Harrison, Commissioner Hodder, and Kettle Man ringing bells outside

Territorial Commander fulfills Spokane teen’s birthday wish

Commissioner Kenneth G. Hodder travels to Spokane to bell-ring with autistic teen.

Western Territorial Commander Commissioner Kenneth G. Hodder fulfilled 16-year-old Harrison Armstrong’s birthday wish when he traveled to Spokane, Washington, Dec. 16 to stand kettle with him. 
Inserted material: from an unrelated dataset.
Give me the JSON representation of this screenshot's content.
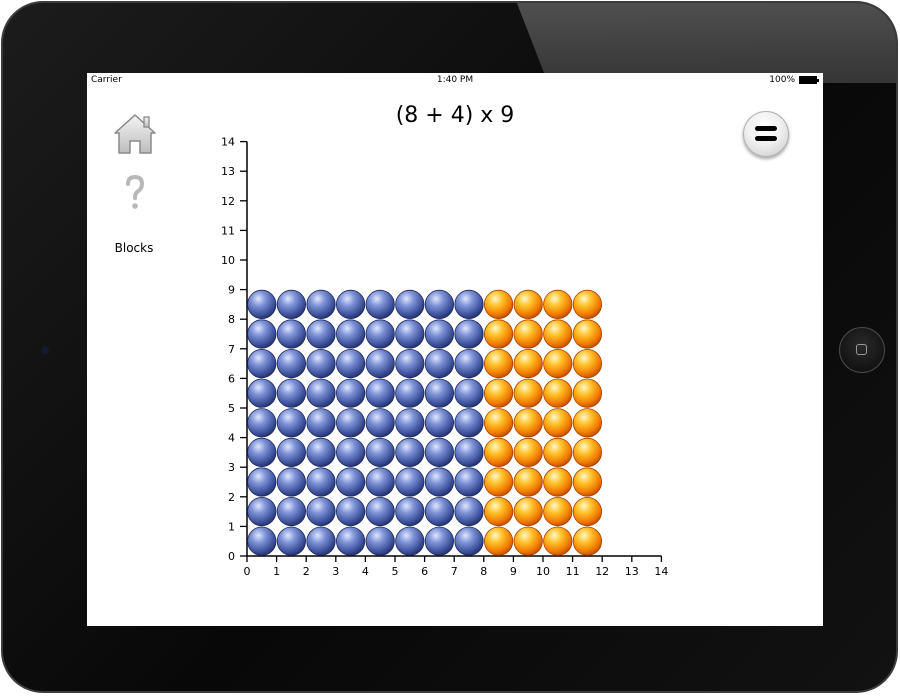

It began as a simple letter of request from the autistic teen, who turns 17 on Christmas Eve. He wrote to Hodder, asking if he would travel to Spokane to ring a bell with him at The Salvation Army’s red kettle. Armstrong is passionate about the Army and its work.

Stationed in Southern California, the Territorial Commander is typically fully booked overseeing The Salvation Army’s outreach and operations throughout the Western Territory. Hodder, however, made it happen. Touched by the letter, he decided to travel to Spokane, and on Dec. 16 he and Armstrong stood kettle together for an hour—12:30–1:30 p.m.—at the Wandermere Fred Meyer store. 

Commissioner Hodder and Harrison speaking together at kettle

“To receive a request like this was very special,” Hodder said. “Quite honestly, this has made my Christmas. When we received word about two weeks ago that he wanted me to come, I made sure that we changed all of our schedules to make it happen.”  

A junior at Ferris High School, Armstrong is active in The Salvation Army and has been ringing bells as a volunteer for years; his mother has been Spokane’s kettle coordinator for five years. Any time there’s a volunteer opportunity, Armstrong—and his parents—are there. He had already met Hodder twice before.

Hodder called Armstrong a “good friend” and said that “to see his mom and his dad, and all the wonderful people of the Spokane Corps—it’s been a special experience.”

Commissioner Hodder, Harrison, and child ringing kettle bells outside

Hodder emphasized that everyone can make a difference.

“Everyone has a role to play,” he said. Everyone can reach out to others. So, to see that Harrison was interested in ringing bells, and that I had an opportunity to do it with him, that’s what makes it special to me.” 

Spokane Citadel Corps Officer Major Ken Perine said it was “pretty amazing” that Hodder would take the time to fulfill Harrison’s request.

man donating to red kittle

“It’s a very special day to see Harrison’s wish come true and to see the Commissioner take time out of his very busy schedule to come all the way up to Spokane just to spend time with Harrison,” Perine said.

Together, Armstrong and Hodder raised $434.94 in the one hour they rang the bell.

Armstrong said he had a good time.

Commissioner Hodder and Harrison ringing at the kettle


“We had fun; we rang together,” he said. “I’m glad he came. I want to say thank you to the Commissioner.”

Meanwhile, Hodder counted it a privilege to ring the bell with Armstrong. 

“I have never received any request like this in my life,” he said. “It makes me feel very special to have received one.” 

To Northwest Divisional Commander Lt. Colonel Bill Dickinson, this event epitomized the spirit of Christmas.

Commissioner Hodder, Harrison, Kettle Man, and Lt. Colonel Bill Dickinson at kettle


“I’ve never seen anything like this,” Dickinson said. “The message of Christmas is to give to others. We’ve seen it in Harrison who’s volunteered for The Salvation Army, who does countless hours and gives of his time and all that he is to help and serve other people. And we see it in our Commissioner today, who’s traveled all this way to give a special gift to Harrison. [Commissioner Hodder] is a servant leader. We can have a good example in that. Merry Christmas.”